Reputation: 679
I have two columns with a lot of duplicated items per cell in a dataframe. Something similar to this:
Index x y
1 1 ec, us, us, gbr, lst
2 5 ec, us, us, us, us, ec, ec, ec, ec
3 8 ec, us, us, gbr, lst, lst, lst, lst, gbr
4 5 ec, ec, ec, us, us, ir, us, ec, ir, ec, ec
5 7 chn, chn, chn, ec, ec, us, us, gbr, lst
I need to eliminate all the duplicate items an get a resulting dataframe like this:
Index x y
1 1 ec, us, gbr, lst
2 5 ec, us
3 8 ec, us, gbr,lst
4 5 ec, us, ir
5 7 chn, ec, us, gbr, lst
Thanks!!
Upvotes: 12
Views: 6056
Reputation: 30605
Split
and apply set
and join
i.e
df['y'].str.split(', ').apply(set).str.join(', ')
0 us, ec, gbr, lst
1 us, ec
2 us, ec, gbr, lst
3 us, ec, ir
4 us, lst, ec, gbr, chn
Name: y, dtype: object
Update based on comment :
df['y'].str.replace('nan|[{}\s]','', regex=True).str.split(',').apply(set).str.join(',').str.strip(',').str.replace(",{2,}",",", regex=True)

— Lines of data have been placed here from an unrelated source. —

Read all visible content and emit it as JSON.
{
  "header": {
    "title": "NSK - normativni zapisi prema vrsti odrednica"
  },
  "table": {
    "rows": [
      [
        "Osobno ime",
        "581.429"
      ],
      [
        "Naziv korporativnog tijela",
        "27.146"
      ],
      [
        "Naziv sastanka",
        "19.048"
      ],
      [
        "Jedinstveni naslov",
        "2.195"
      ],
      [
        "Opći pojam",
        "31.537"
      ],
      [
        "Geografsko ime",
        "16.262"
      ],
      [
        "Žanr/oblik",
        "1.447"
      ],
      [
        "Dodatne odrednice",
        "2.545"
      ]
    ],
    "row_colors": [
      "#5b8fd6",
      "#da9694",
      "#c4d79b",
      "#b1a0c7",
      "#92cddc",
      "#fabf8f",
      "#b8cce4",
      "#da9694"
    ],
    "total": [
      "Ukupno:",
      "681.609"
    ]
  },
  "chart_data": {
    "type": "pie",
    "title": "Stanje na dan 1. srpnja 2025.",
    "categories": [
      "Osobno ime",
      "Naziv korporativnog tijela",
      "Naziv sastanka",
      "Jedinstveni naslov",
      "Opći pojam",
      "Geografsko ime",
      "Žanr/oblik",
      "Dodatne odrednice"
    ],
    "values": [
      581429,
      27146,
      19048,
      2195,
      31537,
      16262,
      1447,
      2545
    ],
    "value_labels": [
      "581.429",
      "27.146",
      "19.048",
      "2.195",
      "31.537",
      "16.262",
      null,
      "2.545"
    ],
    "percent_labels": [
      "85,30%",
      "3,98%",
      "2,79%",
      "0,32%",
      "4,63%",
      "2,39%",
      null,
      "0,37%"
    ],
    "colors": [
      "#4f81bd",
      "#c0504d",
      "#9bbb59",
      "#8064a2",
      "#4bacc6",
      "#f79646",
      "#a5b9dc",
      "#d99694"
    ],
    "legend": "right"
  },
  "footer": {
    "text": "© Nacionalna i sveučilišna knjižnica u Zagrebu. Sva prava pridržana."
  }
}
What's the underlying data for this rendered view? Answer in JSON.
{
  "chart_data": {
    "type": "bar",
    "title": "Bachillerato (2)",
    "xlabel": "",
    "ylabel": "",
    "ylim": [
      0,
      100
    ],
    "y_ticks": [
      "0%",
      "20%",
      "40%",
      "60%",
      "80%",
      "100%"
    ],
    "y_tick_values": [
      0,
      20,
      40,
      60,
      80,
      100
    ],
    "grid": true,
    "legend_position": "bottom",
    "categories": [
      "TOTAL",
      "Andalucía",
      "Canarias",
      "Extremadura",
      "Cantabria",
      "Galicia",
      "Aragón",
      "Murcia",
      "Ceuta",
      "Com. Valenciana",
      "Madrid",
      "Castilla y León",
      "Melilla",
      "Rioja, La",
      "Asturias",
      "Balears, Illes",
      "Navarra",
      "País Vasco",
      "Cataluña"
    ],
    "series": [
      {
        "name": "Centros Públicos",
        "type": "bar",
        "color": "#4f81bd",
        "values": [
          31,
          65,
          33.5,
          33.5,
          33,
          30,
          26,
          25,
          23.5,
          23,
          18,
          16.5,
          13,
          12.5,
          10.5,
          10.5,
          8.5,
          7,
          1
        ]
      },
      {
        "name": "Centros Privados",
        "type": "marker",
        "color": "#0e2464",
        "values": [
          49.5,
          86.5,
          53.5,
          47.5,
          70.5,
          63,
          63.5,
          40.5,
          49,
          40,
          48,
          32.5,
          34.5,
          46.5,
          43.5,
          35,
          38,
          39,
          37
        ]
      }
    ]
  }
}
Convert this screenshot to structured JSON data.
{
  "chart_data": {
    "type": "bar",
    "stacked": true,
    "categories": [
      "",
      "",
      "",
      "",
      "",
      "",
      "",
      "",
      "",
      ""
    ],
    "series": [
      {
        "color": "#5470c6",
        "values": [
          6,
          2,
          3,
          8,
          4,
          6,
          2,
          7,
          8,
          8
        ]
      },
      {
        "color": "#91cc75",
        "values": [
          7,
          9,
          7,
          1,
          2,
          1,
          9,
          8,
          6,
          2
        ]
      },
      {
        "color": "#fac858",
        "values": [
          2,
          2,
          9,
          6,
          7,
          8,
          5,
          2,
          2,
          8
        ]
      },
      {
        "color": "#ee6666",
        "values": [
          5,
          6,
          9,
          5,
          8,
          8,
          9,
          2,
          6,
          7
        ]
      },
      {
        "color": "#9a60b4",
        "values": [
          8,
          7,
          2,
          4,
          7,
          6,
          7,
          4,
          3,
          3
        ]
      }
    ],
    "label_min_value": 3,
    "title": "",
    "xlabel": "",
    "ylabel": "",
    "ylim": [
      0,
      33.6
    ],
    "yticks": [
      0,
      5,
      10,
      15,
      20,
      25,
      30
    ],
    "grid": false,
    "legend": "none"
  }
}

# Replace all the braces and nan with `''`, then split and apply set and join
Upvotes: 21
Reputation: 7131
If you don't care about item order, and assuming the data type of everything in column y
is a string, you can use the following snippet:
df['y'] = df['y'].apply(lambda s: ', '.join(set(s.split(', '))))
The set()
conversion is what removes duplicates. I think in later versions of python it might preserve order (3.4+ maybe?), but that is an implementation detail rather than a language specification.
Upvotes: 1
Reputation: 10141
use the apply
method on the dataframe.
# change this function according to your needs
def dedup(row):
return list(set(row.y))
df['deduped'] = df.apply(dedup, axis=1)
Upvotes: 0
Reputation: 3723
Try this:
d['y'] = d['y'].apply(lambda x: ', '.join(sorted(set(x.split(', ')))))
Upvotes: 1